2) The cooked sugar hardened and cooled pretty fast. Probably it took even less than 5 mins before it already hardens which makes pulling a pain. Problem maybe because I'm doing a small batch.
3) I did it using thin gloves. I definitely need a thicker glove.

So this time around, I made a few changes.
1) My marble table are well oiled.I am not going to pour the sugar in to the baking pan like before and shove it in the oven to prevent it from hardening fast.
2) My spatula, my scraper, my scissors, my steel bowl are all well oiled
3) I have a new pair of leather gloves. I bought it last week after sugar burning both thumbs on my last attempt. I lathered the glove with heck a lot of shortening to ensure, again the sugar won't stick to it.
4) I lined out the flavoring to add and the coloring as well. I intend to divide the cooked mixture into 2 portions to make 2 flavors, grape and apple. With green for the apple and violet for the grape. I mixed the 2 ingredients into a small panadol syrup measuring cup which I have been collecting from my frequent visits to the clinics. I pour around 2.5 ml of the flavoring and this turns out not to be too enough to flavor the 1/4 kg of sugar I had for each sugar portion. So, bear in mind....next time I need to add a little bit more flavor. And my approach of mixing the coloring with the flavor doesn't work huhu. The color sinks to the bottom of the small cup and stucked when I tried to pour it out of the small cup. Actually the violet color got stucked, but not the green one. Given the nick of time I had to work the sugar, I don't bother to scrape out the flavor, color mixture out of the small cup...heheh. I think that's why my candy lacks the flavor.So, next time... just use the measuring spoon. No need to be so creative....

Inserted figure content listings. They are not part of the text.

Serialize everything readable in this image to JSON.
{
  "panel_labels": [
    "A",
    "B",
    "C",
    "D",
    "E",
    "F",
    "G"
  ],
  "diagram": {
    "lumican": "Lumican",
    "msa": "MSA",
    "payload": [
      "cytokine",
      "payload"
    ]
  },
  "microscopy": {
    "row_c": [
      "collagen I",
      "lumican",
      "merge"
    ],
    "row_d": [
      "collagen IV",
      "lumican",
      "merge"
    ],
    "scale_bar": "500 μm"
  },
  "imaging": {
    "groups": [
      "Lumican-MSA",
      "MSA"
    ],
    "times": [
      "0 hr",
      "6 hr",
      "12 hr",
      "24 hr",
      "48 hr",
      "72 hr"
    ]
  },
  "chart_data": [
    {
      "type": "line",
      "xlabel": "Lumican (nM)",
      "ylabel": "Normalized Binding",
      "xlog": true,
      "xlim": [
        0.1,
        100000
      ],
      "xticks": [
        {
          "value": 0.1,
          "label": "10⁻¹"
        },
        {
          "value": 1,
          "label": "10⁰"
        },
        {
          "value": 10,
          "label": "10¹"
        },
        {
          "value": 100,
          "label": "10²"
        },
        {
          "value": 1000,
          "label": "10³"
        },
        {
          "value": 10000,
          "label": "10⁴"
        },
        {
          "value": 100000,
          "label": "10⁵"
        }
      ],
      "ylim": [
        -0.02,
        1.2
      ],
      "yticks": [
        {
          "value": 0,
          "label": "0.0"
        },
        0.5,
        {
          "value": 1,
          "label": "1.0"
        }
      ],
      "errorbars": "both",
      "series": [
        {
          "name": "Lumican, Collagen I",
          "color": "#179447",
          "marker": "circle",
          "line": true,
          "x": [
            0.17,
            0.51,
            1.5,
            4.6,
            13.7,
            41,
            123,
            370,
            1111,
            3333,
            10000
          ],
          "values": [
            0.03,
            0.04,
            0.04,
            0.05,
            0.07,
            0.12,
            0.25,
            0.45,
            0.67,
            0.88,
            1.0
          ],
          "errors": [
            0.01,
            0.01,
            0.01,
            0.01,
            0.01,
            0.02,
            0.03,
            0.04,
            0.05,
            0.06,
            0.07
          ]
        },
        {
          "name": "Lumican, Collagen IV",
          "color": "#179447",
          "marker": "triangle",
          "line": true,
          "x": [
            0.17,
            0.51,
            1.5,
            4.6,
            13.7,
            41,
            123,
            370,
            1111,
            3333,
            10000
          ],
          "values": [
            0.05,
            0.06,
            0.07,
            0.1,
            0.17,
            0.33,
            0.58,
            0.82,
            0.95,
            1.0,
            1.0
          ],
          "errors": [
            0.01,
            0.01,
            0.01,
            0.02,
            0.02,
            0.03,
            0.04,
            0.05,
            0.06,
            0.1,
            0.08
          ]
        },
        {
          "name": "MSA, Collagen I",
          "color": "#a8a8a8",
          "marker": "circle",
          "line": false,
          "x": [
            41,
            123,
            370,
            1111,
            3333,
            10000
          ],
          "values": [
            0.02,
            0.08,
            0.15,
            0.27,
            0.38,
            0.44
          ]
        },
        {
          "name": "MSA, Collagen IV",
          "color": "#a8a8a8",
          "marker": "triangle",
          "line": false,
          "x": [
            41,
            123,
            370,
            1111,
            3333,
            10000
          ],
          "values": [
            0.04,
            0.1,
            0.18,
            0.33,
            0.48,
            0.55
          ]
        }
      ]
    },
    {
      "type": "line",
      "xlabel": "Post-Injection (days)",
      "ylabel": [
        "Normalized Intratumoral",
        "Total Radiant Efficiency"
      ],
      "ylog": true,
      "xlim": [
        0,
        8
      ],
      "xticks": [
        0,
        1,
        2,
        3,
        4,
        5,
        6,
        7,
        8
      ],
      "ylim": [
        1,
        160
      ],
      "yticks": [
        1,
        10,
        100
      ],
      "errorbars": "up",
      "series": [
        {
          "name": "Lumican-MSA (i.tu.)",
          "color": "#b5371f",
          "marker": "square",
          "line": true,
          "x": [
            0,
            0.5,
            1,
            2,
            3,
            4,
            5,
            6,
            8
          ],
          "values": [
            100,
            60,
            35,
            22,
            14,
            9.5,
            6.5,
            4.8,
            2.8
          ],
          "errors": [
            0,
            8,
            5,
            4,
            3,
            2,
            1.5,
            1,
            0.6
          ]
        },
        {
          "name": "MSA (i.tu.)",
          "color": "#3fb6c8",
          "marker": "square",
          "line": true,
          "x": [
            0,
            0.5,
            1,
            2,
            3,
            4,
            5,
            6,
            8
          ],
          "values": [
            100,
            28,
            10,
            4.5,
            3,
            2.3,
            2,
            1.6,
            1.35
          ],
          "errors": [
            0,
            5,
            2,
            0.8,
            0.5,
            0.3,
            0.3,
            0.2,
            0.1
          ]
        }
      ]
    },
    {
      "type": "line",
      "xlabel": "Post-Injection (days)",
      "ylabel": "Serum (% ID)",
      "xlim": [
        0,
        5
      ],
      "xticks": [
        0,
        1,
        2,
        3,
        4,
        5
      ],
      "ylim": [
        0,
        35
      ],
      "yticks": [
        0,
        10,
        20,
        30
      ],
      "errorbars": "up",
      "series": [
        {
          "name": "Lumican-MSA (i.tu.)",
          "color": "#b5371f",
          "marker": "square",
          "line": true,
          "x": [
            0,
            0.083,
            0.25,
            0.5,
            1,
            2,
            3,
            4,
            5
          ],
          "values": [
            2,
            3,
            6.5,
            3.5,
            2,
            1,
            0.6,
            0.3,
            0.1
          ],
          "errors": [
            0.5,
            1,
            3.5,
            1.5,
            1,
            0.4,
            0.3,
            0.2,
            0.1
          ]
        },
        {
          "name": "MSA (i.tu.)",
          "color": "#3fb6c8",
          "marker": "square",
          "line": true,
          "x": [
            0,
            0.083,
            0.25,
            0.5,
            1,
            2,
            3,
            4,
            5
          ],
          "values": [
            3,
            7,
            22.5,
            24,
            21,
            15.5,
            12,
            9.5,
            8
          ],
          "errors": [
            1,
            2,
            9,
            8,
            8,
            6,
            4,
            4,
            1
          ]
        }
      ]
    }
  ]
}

5) I did this alone...no one to help... Hubby is not around. If he's around, he'll help me (although what he did was standing nearby with his blur2 face not knowing what and how to help haha.. pity him). Sorry dear that I'm complaining... But your moral support and a shoulder to cry on is nothing to beat... sob sob..and that is the reason why I need u by my side most of the time...when I get into trouble ... haha..
6) I am adding a little bit of salt(probably 1/4 tsp), a few tsp of corn flour(2tsp I think) and a bit of citric acid. The salt tone down the sweetness of the candy and that is good. The corn flour... urmmm I don't know really whether it works or not to curb the candy stickiness. Since this time, I've oiled everything pretty perfectly, I didn't get the sticky problem. I think I'll add them again in my next attempt. And the citric acid.... arghh.. I really don't know how much I need. Long time ago, I added too much and the candy irritates my throat although the sourness was acceptable. This time, the sourness didn't show up at all. How to balance this? Next time I think I'll try for 3/4 tsp of citric acid for this amount of sugar.
7) I cooked the sugar to about 293F as compared to 280F I did before. Cooking it to ~290F makes the candy harder. Cooking it to 280F makes it a bit chewier and the texture became more like the kiwi candy. (Actually I don't know whether the final cooked temp or rather the amount of agitation involved as the defining factor on the resulting candy texture. I believe its the temp). In fact the recipe in Peter Grewling stated to cook it to 313F, but I did not, coz I don't want it to be too hard.